On 1 July 1998, the Government implemented the Pension Bonus Scheme.  The Pension Bonus Scheme offers pensioners a bonus of 9.4% of pension entitlement paid as a lump sum for each full year of work continued beyond the eligible age pension age, to a maximum of five years.  The purpose of the Scheme is to provide a positive incentive for people to delay retirement.

2000

1 July 2000 taper rate on service pension was reduced from 50 cents in the dollar for income over the free area to 40 cents in the dollar.

2004

Service pension was extended to members, former members and declared members under the MRCA.

2007

20 September 2007, the assets test taper rate reduced to 37.5 cents reduction for each $250 of assets over the free areas.

2009

20 September 2009, the first of the changes introduced following the Harmer Review into the adequacy and sustainability of the pension system. Changes include:

  • the tightening of the income test taper from 40 cents in each dollar of income to 50 cents.
  • Transitional arrangements are in place for those who would otherwise be worse off.
  • Single service pension increased to 66.33% of the combined couples rate.
  • GST Supplement, Pharmaceutical Allowance, Utilities allowance and telephone allowance rolled into a single pension supplement and paid fortnightly with pension.
2010

20 March 2010, combined couples rate of service pension indexed and compared to 41.76% of MTAWE.  Single service pension rate set at 66.33% of combined couples rate.
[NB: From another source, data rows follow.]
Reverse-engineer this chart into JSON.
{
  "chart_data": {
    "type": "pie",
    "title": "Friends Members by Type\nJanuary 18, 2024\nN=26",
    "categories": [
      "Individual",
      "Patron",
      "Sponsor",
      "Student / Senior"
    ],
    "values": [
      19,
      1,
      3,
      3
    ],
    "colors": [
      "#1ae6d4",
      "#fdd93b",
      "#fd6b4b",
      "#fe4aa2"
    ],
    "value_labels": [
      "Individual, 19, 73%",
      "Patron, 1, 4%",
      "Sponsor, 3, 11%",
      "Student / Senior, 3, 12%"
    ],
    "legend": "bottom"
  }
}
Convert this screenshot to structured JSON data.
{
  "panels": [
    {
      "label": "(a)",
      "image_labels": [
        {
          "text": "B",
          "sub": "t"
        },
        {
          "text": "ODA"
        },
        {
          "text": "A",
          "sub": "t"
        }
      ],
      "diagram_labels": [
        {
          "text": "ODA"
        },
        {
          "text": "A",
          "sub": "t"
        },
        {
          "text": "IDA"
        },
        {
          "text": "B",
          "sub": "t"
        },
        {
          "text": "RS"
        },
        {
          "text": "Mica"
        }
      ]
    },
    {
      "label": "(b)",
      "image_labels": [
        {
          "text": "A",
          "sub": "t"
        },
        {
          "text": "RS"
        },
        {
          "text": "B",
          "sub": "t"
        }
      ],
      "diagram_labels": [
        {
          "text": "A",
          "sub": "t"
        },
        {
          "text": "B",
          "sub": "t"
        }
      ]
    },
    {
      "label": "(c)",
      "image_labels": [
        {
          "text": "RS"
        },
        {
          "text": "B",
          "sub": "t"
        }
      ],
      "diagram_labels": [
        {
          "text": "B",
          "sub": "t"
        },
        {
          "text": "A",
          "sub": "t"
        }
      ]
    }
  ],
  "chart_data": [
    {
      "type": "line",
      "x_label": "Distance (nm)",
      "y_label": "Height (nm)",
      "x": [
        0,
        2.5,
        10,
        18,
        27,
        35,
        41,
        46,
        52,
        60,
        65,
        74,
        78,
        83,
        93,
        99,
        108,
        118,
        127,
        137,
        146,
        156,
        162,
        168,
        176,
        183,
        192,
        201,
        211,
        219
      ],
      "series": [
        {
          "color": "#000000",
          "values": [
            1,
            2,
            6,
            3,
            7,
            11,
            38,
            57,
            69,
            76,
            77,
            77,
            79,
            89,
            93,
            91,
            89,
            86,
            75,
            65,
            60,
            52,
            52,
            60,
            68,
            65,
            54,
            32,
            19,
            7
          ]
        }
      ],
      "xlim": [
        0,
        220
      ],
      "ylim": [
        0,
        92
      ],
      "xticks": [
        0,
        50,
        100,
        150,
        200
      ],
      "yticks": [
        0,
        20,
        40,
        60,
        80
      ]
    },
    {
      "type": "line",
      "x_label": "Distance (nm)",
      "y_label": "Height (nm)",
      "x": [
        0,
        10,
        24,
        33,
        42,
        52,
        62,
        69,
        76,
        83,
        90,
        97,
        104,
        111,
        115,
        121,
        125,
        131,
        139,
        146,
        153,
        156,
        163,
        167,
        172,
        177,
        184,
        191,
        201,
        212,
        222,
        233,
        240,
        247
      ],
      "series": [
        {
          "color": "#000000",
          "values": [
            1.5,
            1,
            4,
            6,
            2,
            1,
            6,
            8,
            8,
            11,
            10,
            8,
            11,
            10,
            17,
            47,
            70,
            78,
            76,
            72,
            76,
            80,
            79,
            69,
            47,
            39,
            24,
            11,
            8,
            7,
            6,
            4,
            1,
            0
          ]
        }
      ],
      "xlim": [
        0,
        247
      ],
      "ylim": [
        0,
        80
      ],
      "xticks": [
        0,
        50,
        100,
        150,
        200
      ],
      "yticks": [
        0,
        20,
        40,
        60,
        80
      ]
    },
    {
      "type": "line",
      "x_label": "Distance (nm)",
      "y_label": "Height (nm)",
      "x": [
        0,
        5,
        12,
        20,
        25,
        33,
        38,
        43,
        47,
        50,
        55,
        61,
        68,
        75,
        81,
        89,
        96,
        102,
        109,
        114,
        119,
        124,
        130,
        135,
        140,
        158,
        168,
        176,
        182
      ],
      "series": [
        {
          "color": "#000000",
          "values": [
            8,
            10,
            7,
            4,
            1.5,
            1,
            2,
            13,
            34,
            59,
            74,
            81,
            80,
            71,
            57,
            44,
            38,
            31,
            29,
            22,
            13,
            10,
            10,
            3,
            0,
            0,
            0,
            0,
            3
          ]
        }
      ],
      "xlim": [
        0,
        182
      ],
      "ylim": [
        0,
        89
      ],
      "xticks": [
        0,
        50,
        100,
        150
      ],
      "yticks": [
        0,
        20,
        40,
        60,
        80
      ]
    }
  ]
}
From 1 July 2010, multiple lump sum advances allowed.  Maximum advance set at 1.5 times fortnightly rate of pension.  Minimum advance set at 0.5 times rate of pension.

2012

Clean energy advance payable for the period 1 July 2012 to 19 March 2013 for eligible recipients.

2013

Clean energy supplement commenced 20 March 2013 for eligible recipients.

2014

Clean energy supplement replaced by energy supplement commenced 20 September 2014.

2015 Income test change: from 1 January 2015, income deeming applies to asset-tested income streams (long term) that are account-based. Products held on, and those in reciept of income support since, 31 December 2014 are grandfathered from the change.